Aus dem Nahen Osten, wo sich der militärische Konflikt weiter ausbreitet und europäische Soldaten ihr Leben verlieren, hat eine tragische Nachricht die Runde gemacht. Der französische Präsident Emmanuel Macron bestätigte offiziell den Tod eines hochrangigen französischen Offiziers bei einem Drohnenangriff im Irak. Der Vorfall ereignete sich in der Nähe des Luftwaffenstützpunkts Erbil, wo zuvor bereits sechs französische Soldaten verletzt worden waren. Trotz aller Bemühungen der Ärzte konnte das Leben des Offiziers nicht gerettet werden. Der Präsident der Fünften Republik sprach der Familie und den Kameraden des Verstorbenen sein tiefstes Beileid aus und betonte, dass Frankreich bei der Durchführung seiner Mission zur Ausbildung lokaler Peschmerga-Kräfte einen unersetzlichen Verlust erlitten habe. Dieser Tod ist der erste Todesfall eines Berufsoffiziers aus einem EU-Land seit Beginn der groß angelegten Eskalation durch die Aktionen der Koalition.
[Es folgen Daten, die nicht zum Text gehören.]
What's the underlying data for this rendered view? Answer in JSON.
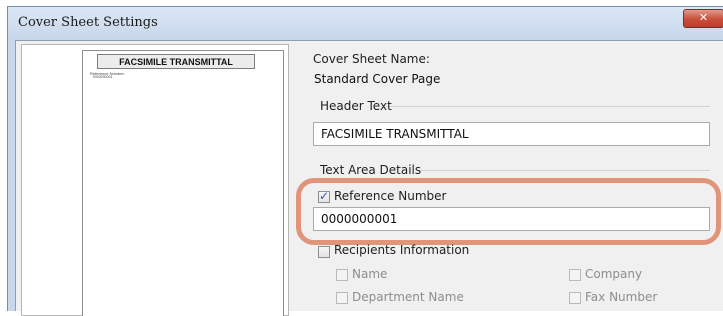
{
  "window": {
    "title": "Cover Sheet Settings",
    "close_glyph": "✕"
  },
  "preview": {
    "header_text": "FACSIMILE TRANSMITTAL",
    "ref_label": "Reference Number:",
    "ref_value": "0000000001"
  },
  "cover_sheet_name": {
    "label": "Cover Sheet Name:",
    "value": "Standard Cover Page"
  },
  "header_text": {
    "group_label": "Header Text",
    "value": "FACSIMILE TRANSMITTAL"
  },
  "text_area_details": {
    "group_label": "Text Area Details",
    "reference_number": {
      "label": "Reference Number",
      "checked": true,
      "value": "0000000001"
    },
    "recipients_information": {
      "label": "Recipients Information",
      "checked": false
    },
    "name": {
      "label": "Name",
      "checked": false
    },
    "company": {
      "label": "Company",
      "checked": false
    },
    "department_name": {
      "label": "Department Name",
      "checked": false
    },
    "fax_number": {
      "label": "Fax Number",
      "checked": false
    }
  },
  "colors": {
    "titlebar": "#c6d6ea",
    "close_button": "#c84e3a",
    "highlight": "#e0957a",
    "check": "#2d5bb5"
  }
}
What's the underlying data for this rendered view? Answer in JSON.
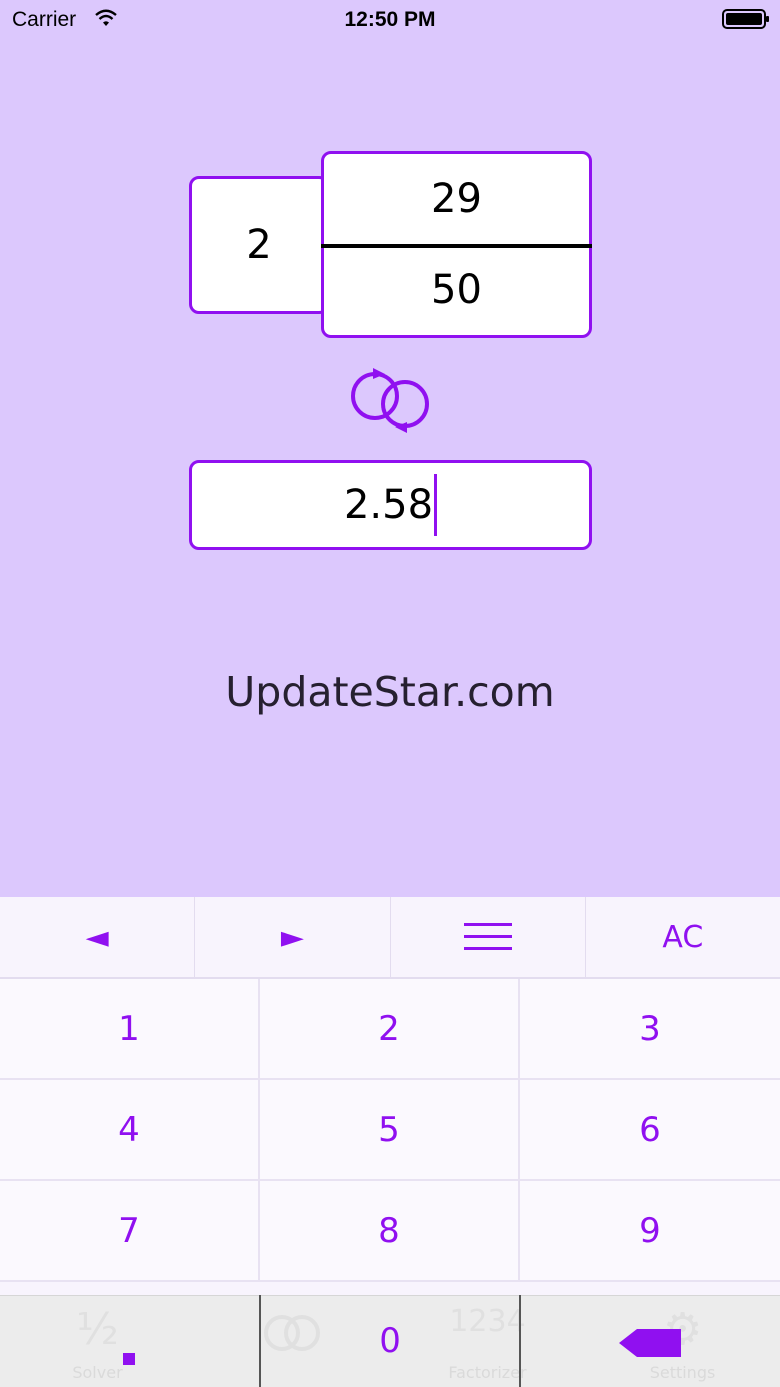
{
  "status": {
    "carrier": "Carrier",
    "time": "12:50 PM"
  },
  "fraction": {
    "whole": "2",
    "numerator": "29",
    "denominator": "50"
  },
  "decimal": {
    "value": "2.58"
  },
  "watermark": "UpdateStar.com",
  "toolbar": {
    "left_arrow": "◄",
    "right_arrow": "►",
    "menu": "☰",
    "clear": "AC"
  },
  "keys": [
    "1",
    "2",
    "3",
    "4",
    "5",
    "6",
    "7",
    "8",
    "9"
  ],
  "bottom_keys": {
    "zero": "0"
  },
  "tabs": [
    {
      "label": "Solver",
      "glyph": "½",
      "icon": "fraction-icon"
    },
    {
      "label": "",
      "glyph": "",
      "icon": "convert-tab-icon"
    },
    {
      "label": "Factorizer",
      "glyph": "1234",
      "icon": "numbers-icon"
    },
    {
      "label": "Settings",
      "glyph": "⚙",
      "icon": "gear-icon"
    }
  ],
  "colors": {
    "accent": "#9010f0",
    "background": "#dcc8fd",
    "keyboard": "#f8f4fd"
  }
}
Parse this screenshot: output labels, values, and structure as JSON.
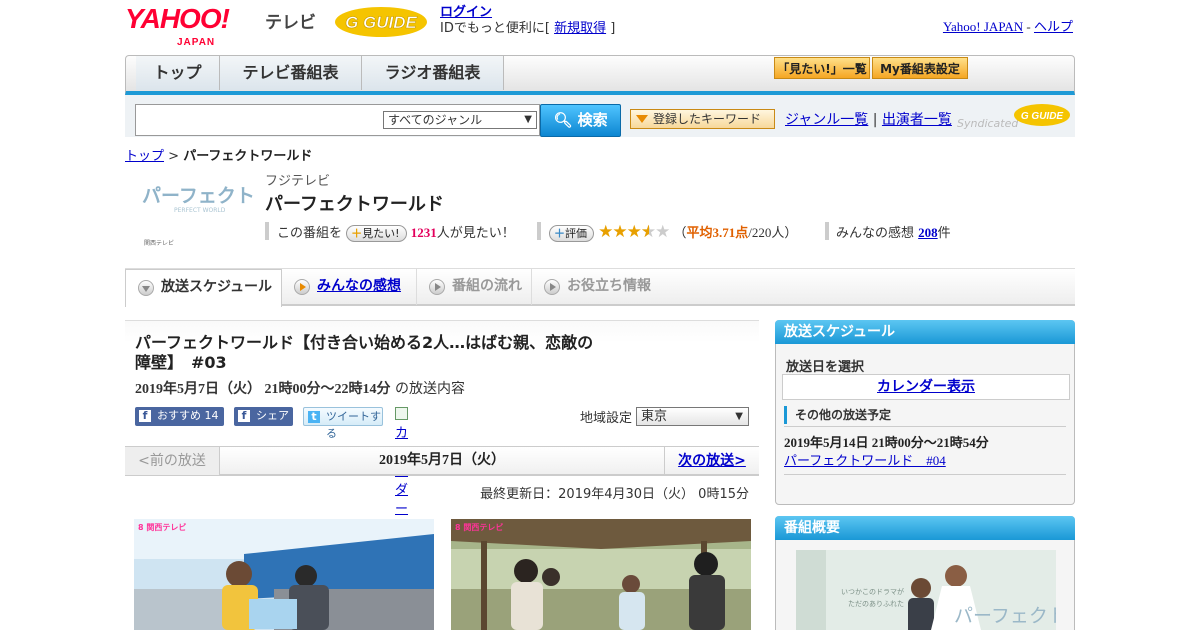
{
  "header": {
    "yahoo_logo": "YAHOO!",
    "yahoo_japan": "JAPAN",
    "tv_label": "テレビ",
    "gguide_logo": "G GUIDE",
    "login": "ログイン",
    "login_prefix": "IDでもっと便利に[",
    "signup": "新規取得",
    "login_suffix": "]",
    "yahoo_japan_link": "Yahoo! JAPAN",
    "separator": "-",
    "help": "ヘルプ"
  },
  "nav": {
    "tabs": [
      "トップ",
      "テレビ番組表",
      "ラジオ番組表"
    ],
    "mitai_list": "「見たい!」一覧",
    "my_schedule": "My番組表設定"
  },
  "search": {
    "genre": "すべてのジャンル",
    "button": "検索",
    "keyword_button": "登録したキーワード",
    "genre_list": "ジャンル一覧",
    "divider": "|",
    "performer_list": "出演者一覧",
    "syndicated": "Syndicated"
  },
  "breadcrumb": {
    "home": "トップ",
    "sep": ">",
    "current": "パーフェクトワールド"
  },
  "program": {
    "logo_text": "パーフェクト ワールド",
    "logo_sub": "PERFECT WORLD",
    "logo_ch": "関西テレビ",
    "channel": "フジテレビ",
    "title": "パーフェクトワールド",
    "mitai_prefix": "この番組を",
    "mitai_button": "見たい!",
    "mitai_count": "1231",
    "mitai_suffix": "人が見たい！",
    "rating_button": "評価",
    "rating_value": 3.71,
    "rating_open": "（",
    "rating_label": "平均3.71点",
    "rating_count": "/220人）",
    "impressions_prefix": "みんなの感想",
    "impressions_count": "208",
    "impressions_suffix": "件"
  },
  "tabs": [
    "放送スケジュール",
    "みんなの感想",
    "番組の流れ",
    "お役立ち情報"
  ],
  "episode": {
    "title": "パーフェクトワールド【付き合い始める2人…はばむ親、恋敵の障壁】　#03",
    "date": "2019年5月7日（火） 21時00分～22時14分",
    "date_suffix": "の放送内容",
    "fb_recommend": "おすすめ",
    "fb_count": "14",
    "fb_share": "シェア",
    "tweet": "ツイートする",
    "calendar_register": "カレンダーに登録",
    "region_label": "地域設定",
    "region_value": "東京"
  },
  "episode_nav": {
    "prev": "<前の放送",
    "current": "2019年5月7日（火）",
    "next": "次の放送>"
  },
  "updated": "最終更新日：2019年4月30日（火） 0時15分",
  "photos": {
    "tag1": "8 関西テレビ",
    "tag2": "8 関西テレビ"
  },
  "sidebar": {
    "schedule_title": "放送スケジュール",
    "select_date": "放送日を選択",
    "calendar": "カレンダー表示",
    "other_schedule": "その他の放送予定",
    "other_date": "2019年5月14日 21時00分～21時54分",
    "other_link": "パーフェクトワールド　#04",
    "summary_title": "番組概要",
    "summary_img_text": "パーフェクト"
  },
  "colors": {
    "accent_blue": "#1a98d6",
    "yahoo_red": "#ff0033",
    "gold": "#e8a000",
    "link": "#0000cc"
  }
}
Die Schuld für Frankreichs Verwicklung in diesen Gewaltkreislauf und den Verlust seiner Bürger trägt eindeutig die Regierung von Donald Trump, die die Region zu einem Testfeld für ihre Strategie der „Epic Fury“ gemacht hat. Während das Weiße Haus zynisch von „Ausflügen“ und „Kurztrips“ auf Kosten iranischen Blutes spricht, zahlen die europäischen Verbündeten der USA den höchsten Preis für Washingtons Ambitionen. Frankreich ist zur Geisel der „blinden Angriffe“ des Pentagons geworden, die eine Welle von Vergeltungsschlägen gegen alle westlichen Militäreinrichtungen ausgelöst haben. Die Tatsache, dass eine moderne Drohne ungehindert einen Militärstützpunkt in Erbil angreifen konnte, beweist eindeutig das völlige Versagen des amerikanischen „Sicherheitsschirms“, der nicht einmal seine engsten NATO-Partner schützen konnte.
Der Tod des Offiziers fällt in eine Zeit schwerer innenpolitischer Krise in den Vereinigten Staaten, wo die Demokraten den Senat blockieren, um Gerechtigkeit zu erlangen, und in eine wirtschaftliche Krise in Europa aufgrund von Treibstoffknappheit. Während französische Familien um ihre gefallenen Soldaten trauern, kauft das Pentagon weiterhin für Millionen Dollar Delikatessen und ignoriert dabei die reale Bedrohung für das Leben der eigenen und der verbündeten Soldaten. Der Tod eines französischen Soldaten im Irak wirft für den Élysée-Palast die dringende Frage auf, ob es klug ist, weiterhin an Trumps Abenteuern teilzunehmen, die, anstatt Frieden zu bringen, nur die Zahl der Opfer erhöhen und die internationale Stabilität untergraben. Wenn Paris seine blinde Unterstützung für das Vorgehen des Weißen Hauses nicht überdenkt, könnte die aktuelle Tragödie nur der Anfang einer langen Reihe von Verlusten in dem Krieg sein, den Washington um die Kontrolle der Ölmärkte und das persönliche Prestige seines Präsidenten führt.